Seven counties partner with global agency to strengthen locally-led food and energy systems

Smart Harvest
By Patrick Vidija | Oct 16, 2025

 

Farmer Walter Opiyo and his wife Priscola Mueni were harvesting maize in their farm at Kiruwo Village, Koyolo Sub-location in Rangwe Sub-county. [James Omoro, Standard]

A global development agency, SNV, has collaborated with some seven counties to launch a power for food partnership.

The partnership with Kakamega, Bungoma, Busia, Nandi, Uasin Gishu, Kericho, and Nakuru aims at strengthening renewable, regenerative, and resilient locally-led food systems across Kenya.

Rebecca Hallam, Country Director Kenya and Burundi, SNV said this strategic partnership is building a collaborative ecosystem that brings together communities, institutions, and enterprises across Kenya and the wider East Africa region, mobilising a movement for stronger, more integrated food and energy systems.

According to her, in Africa, nearly 80% of the rural population is employed in agriculture, yet many remain trapped in low-productivity, uncertain systems.

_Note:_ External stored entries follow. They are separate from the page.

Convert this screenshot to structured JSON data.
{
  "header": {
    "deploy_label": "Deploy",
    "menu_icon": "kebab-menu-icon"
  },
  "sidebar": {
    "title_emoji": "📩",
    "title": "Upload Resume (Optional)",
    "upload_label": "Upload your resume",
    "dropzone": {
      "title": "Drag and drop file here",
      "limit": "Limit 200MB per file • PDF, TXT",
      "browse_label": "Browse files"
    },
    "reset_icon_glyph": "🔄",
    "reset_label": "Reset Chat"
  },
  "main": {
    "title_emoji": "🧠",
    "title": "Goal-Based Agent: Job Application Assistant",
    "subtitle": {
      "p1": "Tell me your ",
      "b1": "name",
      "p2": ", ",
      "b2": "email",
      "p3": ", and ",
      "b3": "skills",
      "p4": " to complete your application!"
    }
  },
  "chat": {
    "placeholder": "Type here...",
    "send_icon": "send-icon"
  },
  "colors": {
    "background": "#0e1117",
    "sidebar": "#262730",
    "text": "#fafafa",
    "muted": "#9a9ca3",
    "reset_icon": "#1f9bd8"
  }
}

She said inputs are expensive, returns remain uncertain, and access to clean energy is limited leaving rural communities vulnerable and economically constrained.

“The climate crisis is making farming harder. Most rural farmers still lack access to energy. Without energy, farmers cannot irrigate, process, or store produce,” she said in a statement, adding, “Pure technologies; solar irrigation, cold storage, agro-processing exist, but uptake remains low due to affordability, policy barriers, and infrastructure gaps.”

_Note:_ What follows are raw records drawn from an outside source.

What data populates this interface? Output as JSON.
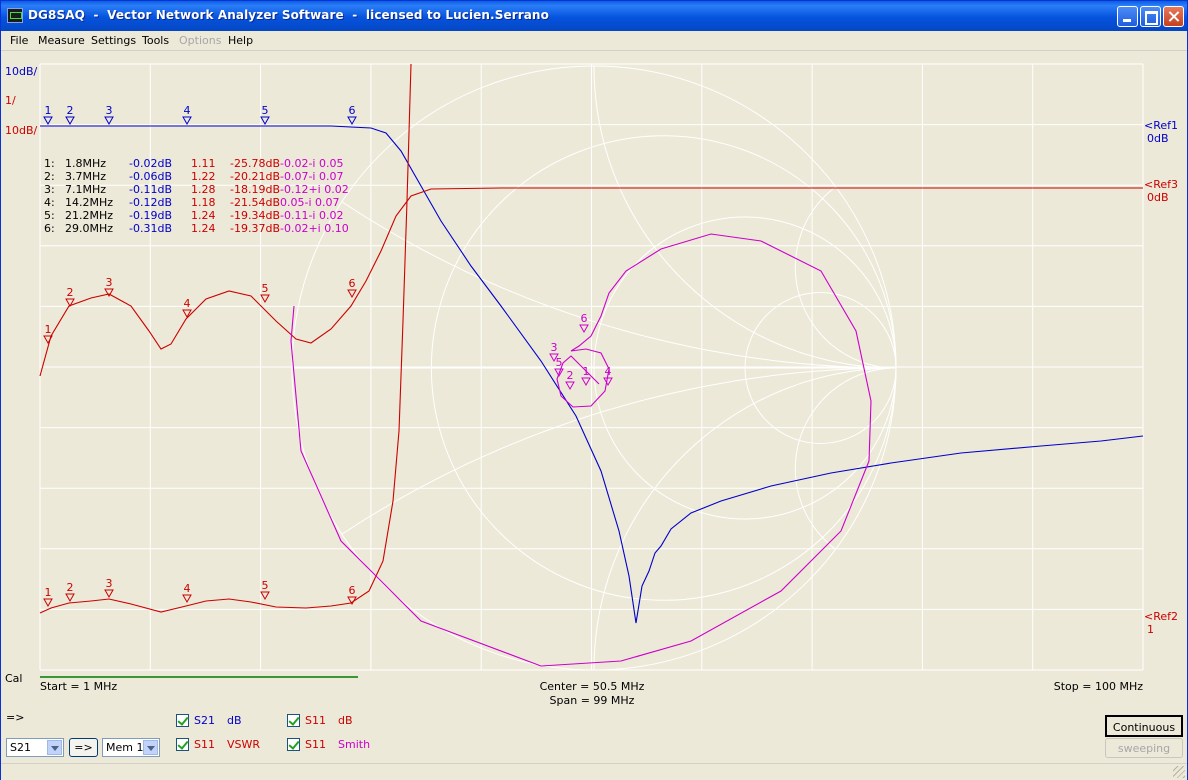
{
  "app": {
    "title": "DG8SAQ  -  Vector Network Analyzer Software  -  licensed to Lucien.Serrano"
  },
  "menu": [
    {
      "label": "File",
      "enabled": true
    },
    {
      "label": "Measure",
      "enabled": true
    },
    {
      "label": "Settings",
      "enabled": true
    },
    {
      "label": "Tools",
      "enabled": true
    },
    {
      "label": "Options",
      "enabled": false
    },
    {
      "label": "Help",
      "enabled": true
    }
  ],
  "scales": {
    "s21_db": "10dB/",
    "vswr": "1/",
    "s11_db": "10dB/"
  },
  "refs": [
    {
      "label": "<Ref1",
      "value": "0dB",
      "color": "#0000cc"
    },
    {
      "label": "<Ref3",
      "value": "0dB",
      "color": "#cc0000"
    },
    {
      "label": "<Ref2",
      "value": "1",
      "color": "#cc0000"
    }
  ],
  "markers": [
    {
      "id": "1:",
      "freq": "1.8MHz",
      "s21": "-0.02dB",
      "vswr": "1.11",
      "s11": "-25.78dB",
      "z": "-0.02-i 0.05"
    },
    {
      "id": "2:",
      "freq": "3.7MHz",
      "s21": "-0.06dB",
      "vswr": "1.22",
      "s11": "-20.21dB",
      "z": "-0.07-i 0.07"
    },
    {
      "id": "3:",
      "freq": "7.1MHz",
      "s21": "-0.11dB",
      "vswr": "1.28",
      "s11": "-18.19dB",
      "z": "-0.12+i 0.02"
    },
    {
      "id": "4:",
      "freq": "14.2MHz",
      "s21": "-0.12dB",
      "vswr": "1.18",
      "s11": "-21.54dB",
      "z": "0.05-i 0.07"
    },
    {
      "id": "5:",
      "freq": "21.2MHz",
      "s21": "-0.19dB",
      "vswr": "1.24",
      "s11": "-19.34dB",
      "z": "-0.11-i 0.02"
    },
    {
      "id": "6:",
      "freq": "29.0MHz",
      "s21": "-0.31dB",
      "vswr": "1.24",
      "s11": "-19.37dB",
      "z": "-0.02+i 0.10"
    }
  ],
  "marker_numbers": [
    "1",
    "2",
    "3",
    "4",
    "5",
    "6"
  ],
  "sweep": {
    "start": "Start = 1 MHz",
    "center": "Center = 50.5 MHz",
    "span": "Span = 99 MHz",
    "stop": "Stop = 100 MHz",
    "cal": "Cal"
  },
  "traces": [
    {
      "param": "S21",
      "format": "dB",
      "param_color": "#0000cc",
      "format_color": "#0000cc",
      "checked": true
    },
    {
      "param": "S11",
      "format": "dB",
      "param_color": "#cc0000",
      "format_color": "#cc0000",
      "checked": true
    },
    {
      "param": "S11",
      "format": "VSWR",
      "param_color": "#cc0000",
      "format_color": "#cc0000",
      "checked": true
    },
    {
      "param": "S11",
      "format": "Smith",
      "param_color": "#cc0000",
      "format_color": "#cc00cc",
      "checked": true
    }
  ],
  "controls": {
    "arrow_label": "=>",
    "param_select": "S21",
    "copy_button": "=>",
    "mem_select": "Mem 1",
    "continuous_button": "Continuous",
    "sweeping_button": "sweeping"
  },
  "colors": {
    "plot_bg": "#ece9d8",
    "grid": "#ffffff",
    "s21": "#0000cc",
    "s11": "#cc0000",
    "smith": "#cc00cc"
  }
}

Ms Hallam said marginalised groups, particularly women and youth, face structural barriers in accessing land, finance, technology, and decision-making spaces.

Addressing these inequities, she said, is central to any meaningful and inclusive shift in the systems that shape people’s lives.

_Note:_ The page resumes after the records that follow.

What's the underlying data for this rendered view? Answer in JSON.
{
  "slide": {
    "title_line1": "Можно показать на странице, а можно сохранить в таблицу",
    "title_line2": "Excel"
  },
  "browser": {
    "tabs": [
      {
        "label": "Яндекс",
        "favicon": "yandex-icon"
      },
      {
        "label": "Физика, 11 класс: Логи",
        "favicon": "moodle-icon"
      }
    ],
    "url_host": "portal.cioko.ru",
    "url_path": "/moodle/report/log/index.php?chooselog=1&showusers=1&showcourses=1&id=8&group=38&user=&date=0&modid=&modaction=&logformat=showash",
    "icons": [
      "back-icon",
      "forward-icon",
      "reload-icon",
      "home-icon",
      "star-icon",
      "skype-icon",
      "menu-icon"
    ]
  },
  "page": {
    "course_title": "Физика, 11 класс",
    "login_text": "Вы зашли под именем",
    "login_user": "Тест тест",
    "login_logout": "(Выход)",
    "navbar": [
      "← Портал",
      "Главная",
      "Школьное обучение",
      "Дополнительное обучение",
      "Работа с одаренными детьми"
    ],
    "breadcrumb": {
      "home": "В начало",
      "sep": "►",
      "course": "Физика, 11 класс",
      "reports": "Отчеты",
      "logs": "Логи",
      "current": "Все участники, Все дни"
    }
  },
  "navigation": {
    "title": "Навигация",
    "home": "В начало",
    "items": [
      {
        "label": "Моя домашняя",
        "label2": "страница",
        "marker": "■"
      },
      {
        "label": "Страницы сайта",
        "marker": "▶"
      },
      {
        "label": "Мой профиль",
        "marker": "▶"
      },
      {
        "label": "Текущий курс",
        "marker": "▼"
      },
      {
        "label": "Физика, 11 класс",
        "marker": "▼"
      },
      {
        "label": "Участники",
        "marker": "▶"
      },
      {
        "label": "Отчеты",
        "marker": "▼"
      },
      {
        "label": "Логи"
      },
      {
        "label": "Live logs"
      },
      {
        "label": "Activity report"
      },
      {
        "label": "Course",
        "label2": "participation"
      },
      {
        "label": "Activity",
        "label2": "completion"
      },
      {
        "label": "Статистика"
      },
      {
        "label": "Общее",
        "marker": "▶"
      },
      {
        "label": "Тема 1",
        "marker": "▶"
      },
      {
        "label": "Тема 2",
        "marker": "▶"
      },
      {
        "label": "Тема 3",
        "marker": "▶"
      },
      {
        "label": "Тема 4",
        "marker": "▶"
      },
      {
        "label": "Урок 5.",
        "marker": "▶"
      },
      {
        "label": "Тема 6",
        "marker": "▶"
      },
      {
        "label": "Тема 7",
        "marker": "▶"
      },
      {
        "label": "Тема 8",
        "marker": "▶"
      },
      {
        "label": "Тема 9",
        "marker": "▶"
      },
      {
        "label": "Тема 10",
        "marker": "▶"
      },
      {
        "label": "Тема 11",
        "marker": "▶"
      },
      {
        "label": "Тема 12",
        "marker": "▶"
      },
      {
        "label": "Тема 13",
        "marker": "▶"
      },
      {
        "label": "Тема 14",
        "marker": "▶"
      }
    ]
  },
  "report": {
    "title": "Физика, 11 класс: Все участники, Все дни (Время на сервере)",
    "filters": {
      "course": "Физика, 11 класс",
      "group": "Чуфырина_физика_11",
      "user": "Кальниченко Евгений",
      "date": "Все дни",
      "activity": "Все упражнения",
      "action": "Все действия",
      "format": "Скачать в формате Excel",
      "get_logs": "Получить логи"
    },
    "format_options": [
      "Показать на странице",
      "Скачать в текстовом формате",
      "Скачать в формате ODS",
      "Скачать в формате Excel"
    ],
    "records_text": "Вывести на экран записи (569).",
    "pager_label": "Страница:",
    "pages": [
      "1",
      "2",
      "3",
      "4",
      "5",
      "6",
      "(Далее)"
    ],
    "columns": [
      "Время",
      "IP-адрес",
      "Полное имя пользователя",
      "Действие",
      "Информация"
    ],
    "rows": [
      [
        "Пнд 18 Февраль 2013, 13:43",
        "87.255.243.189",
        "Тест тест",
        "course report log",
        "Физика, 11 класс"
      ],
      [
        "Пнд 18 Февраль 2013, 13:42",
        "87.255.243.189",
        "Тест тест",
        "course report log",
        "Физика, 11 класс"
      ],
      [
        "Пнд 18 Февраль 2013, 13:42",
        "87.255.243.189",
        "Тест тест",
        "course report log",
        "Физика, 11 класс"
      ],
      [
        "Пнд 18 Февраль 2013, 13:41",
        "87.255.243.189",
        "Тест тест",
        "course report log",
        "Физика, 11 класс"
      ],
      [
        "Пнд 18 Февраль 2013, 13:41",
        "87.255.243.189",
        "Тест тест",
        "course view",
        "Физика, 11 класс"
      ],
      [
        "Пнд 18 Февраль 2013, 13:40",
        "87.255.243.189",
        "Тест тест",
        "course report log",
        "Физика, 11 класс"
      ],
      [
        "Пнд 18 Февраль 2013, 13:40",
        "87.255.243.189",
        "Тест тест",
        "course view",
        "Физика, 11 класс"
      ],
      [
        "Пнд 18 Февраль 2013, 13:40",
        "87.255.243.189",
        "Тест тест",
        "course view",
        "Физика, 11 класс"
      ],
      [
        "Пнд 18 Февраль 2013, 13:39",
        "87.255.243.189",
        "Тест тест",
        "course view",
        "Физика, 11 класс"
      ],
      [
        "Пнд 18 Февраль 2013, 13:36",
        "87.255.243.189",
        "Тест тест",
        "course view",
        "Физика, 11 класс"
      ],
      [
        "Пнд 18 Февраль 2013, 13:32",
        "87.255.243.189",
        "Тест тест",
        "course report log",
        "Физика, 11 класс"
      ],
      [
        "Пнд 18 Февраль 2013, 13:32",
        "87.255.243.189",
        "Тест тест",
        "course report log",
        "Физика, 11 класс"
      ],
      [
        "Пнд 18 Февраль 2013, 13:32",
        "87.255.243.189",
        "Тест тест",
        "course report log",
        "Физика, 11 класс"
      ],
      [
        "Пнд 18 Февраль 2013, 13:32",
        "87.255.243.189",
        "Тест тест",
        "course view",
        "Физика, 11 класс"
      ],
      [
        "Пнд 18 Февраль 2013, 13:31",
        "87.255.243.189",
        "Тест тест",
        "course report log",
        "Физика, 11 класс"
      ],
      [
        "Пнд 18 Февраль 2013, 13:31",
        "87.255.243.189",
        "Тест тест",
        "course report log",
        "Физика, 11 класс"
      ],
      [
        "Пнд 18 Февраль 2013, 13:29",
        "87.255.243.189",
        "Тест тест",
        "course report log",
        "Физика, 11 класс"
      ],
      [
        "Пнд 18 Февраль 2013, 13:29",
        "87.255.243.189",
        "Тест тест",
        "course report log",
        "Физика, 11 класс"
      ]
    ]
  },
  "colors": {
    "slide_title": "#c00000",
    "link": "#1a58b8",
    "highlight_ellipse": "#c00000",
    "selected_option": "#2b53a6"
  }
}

“The Power for Food Partnership will tackle these challenges by promoting integrated solutions that combine regenerative farming practices with renewable energy innovations,” said Ms Hallam.

Hallam said together, these solutions will improve productivity, enhance resilience, reduce emissions, and expand economic opportunities, particularly for women and youth who are often excluded from decision-making spaces.

The partnership will support the transformation of our food systems through the combined adoption of regenerative agriculture (RA) and the productive use of renewable energy (PURE).

“This partnership is an opportunity to think differently about how systems can work together, and who gets to shape them. Beyond a technical overlap, the focus on nexus points between regenerative agriculture and productive use of renewable energy, through better coordination, smarter, more inclusive investments and the primacy of stronger local leadership are vital to scaling outcomes,” she said.

Hallam argued that in a time of increasing fragmentation, values-driven partnerships like this are a way to build the kind of enabling environment that long-term, inclusive and sustainable development actually requires.

 The statement further said by strengthening stakeholder engagement, supporting policy action, and building an enabling environment, the Power for Food Partnership will build a collaborative ecosystem where the opportunities and needs of farmers in RA and the needs-based approach to PURE are collectively harnessed more effectively to further a more sustainable and resilient future.

Through a systemic approach to address interconnected crises, the programme will catalyse locally led innovations such as solar-powered irrigation, regenerative soil practices, and decentralised energy for post-harvest processing.

It will also work with both the national and county governments, civil society, and the private sector to improve policy and investment conditions, while gathering evidence to inform future scale.